The over consumption of non-functional carbohydrates, also known as ultra processed carbohydrates, contributes to the obesity epidemic in dogs today. In the US the rate of overweight and obese dogs has risen by 37% between 2006-2011. This has down stream effects on these dogs, including diabetes, joint issues, such as osteoarthritis, heart and skeletal issues.


Now that you are aware of the harmful effects of non-functional carbohydrates let’s look at how functional carbohydrates can help repair your dog’s body.

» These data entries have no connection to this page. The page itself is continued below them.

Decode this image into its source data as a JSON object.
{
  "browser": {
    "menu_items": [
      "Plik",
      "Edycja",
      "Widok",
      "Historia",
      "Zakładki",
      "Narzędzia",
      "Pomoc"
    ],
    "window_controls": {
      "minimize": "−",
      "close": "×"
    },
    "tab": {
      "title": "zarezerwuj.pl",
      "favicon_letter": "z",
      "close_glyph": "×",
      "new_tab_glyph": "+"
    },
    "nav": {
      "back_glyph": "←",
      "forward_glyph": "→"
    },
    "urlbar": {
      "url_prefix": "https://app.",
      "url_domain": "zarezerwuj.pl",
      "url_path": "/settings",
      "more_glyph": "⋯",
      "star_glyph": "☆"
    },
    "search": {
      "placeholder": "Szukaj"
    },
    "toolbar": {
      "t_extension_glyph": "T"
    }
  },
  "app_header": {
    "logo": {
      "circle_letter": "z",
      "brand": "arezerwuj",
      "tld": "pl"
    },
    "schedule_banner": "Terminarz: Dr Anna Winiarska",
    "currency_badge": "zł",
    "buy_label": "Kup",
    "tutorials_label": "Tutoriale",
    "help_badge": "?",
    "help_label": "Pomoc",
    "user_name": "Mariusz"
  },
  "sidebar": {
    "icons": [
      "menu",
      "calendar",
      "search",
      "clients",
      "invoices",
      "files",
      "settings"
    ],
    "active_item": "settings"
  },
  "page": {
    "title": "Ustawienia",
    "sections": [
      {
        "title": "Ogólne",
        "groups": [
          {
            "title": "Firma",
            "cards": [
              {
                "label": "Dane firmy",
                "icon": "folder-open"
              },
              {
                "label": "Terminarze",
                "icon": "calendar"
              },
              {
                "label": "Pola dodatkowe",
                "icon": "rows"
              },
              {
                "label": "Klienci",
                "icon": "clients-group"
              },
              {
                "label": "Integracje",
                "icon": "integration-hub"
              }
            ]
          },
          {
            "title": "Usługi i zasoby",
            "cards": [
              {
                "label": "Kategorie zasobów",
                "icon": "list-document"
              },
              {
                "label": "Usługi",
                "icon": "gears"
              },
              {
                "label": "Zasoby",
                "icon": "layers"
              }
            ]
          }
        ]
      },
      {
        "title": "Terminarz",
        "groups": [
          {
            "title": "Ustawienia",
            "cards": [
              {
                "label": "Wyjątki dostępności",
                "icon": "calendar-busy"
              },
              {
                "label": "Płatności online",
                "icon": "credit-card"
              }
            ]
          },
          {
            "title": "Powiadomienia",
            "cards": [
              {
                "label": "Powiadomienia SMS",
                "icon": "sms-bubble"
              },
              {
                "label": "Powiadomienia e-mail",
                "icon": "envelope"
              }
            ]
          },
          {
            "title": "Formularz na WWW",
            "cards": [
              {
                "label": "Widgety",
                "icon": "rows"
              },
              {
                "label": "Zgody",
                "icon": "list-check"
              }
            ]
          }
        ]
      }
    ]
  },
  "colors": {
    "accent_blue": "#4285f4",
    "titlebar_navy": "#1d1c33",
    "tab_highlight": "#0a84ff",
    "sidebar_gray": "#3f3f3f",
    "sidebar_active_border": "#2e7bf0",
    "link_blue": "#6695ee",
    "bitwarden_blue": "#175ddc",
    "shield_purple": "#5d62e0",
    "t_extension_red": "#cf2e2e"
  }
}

An optimal diet for your dog requires fresh whole foods, including functional carbohydrates in the correct amount. Adding up to 20% of blended fresh vegetables and fruit into your dog’s meal 3 times a week will benefit your dog. We are big fans of the “spoonful” method. Remove a spoonful of your dog’s food and replace it with a spoonful of fresh functional carbohydrates. Repairing the damage caused by non-functional carbohydrates will help improve improve the overall health and well-being of your dog. Take small, simple steps to improve your dog’s diet. The hardest step is the first.


  1. Habib, R and Becker, K, DVM. The Forever Dog. 2021, HarperCollins, New York
  2. Becker, D, DVM and Taylor, B. Dr. Becker’s Real Food for Healthy Dogs and Cats. 2015, Natural Pet Productions, United States.
  3. Dodds, J, DVM and Laverdure D. Canine Nutrigenomics, the New Science of Feeding Your Dog for Optimum Health. 2015, DogWise Publishing, Washington.
  4. Brady, Conor. Feeding Dogs, Dry or Raw? The Science Behind the Debate. 2020, Farrow Road Publishing.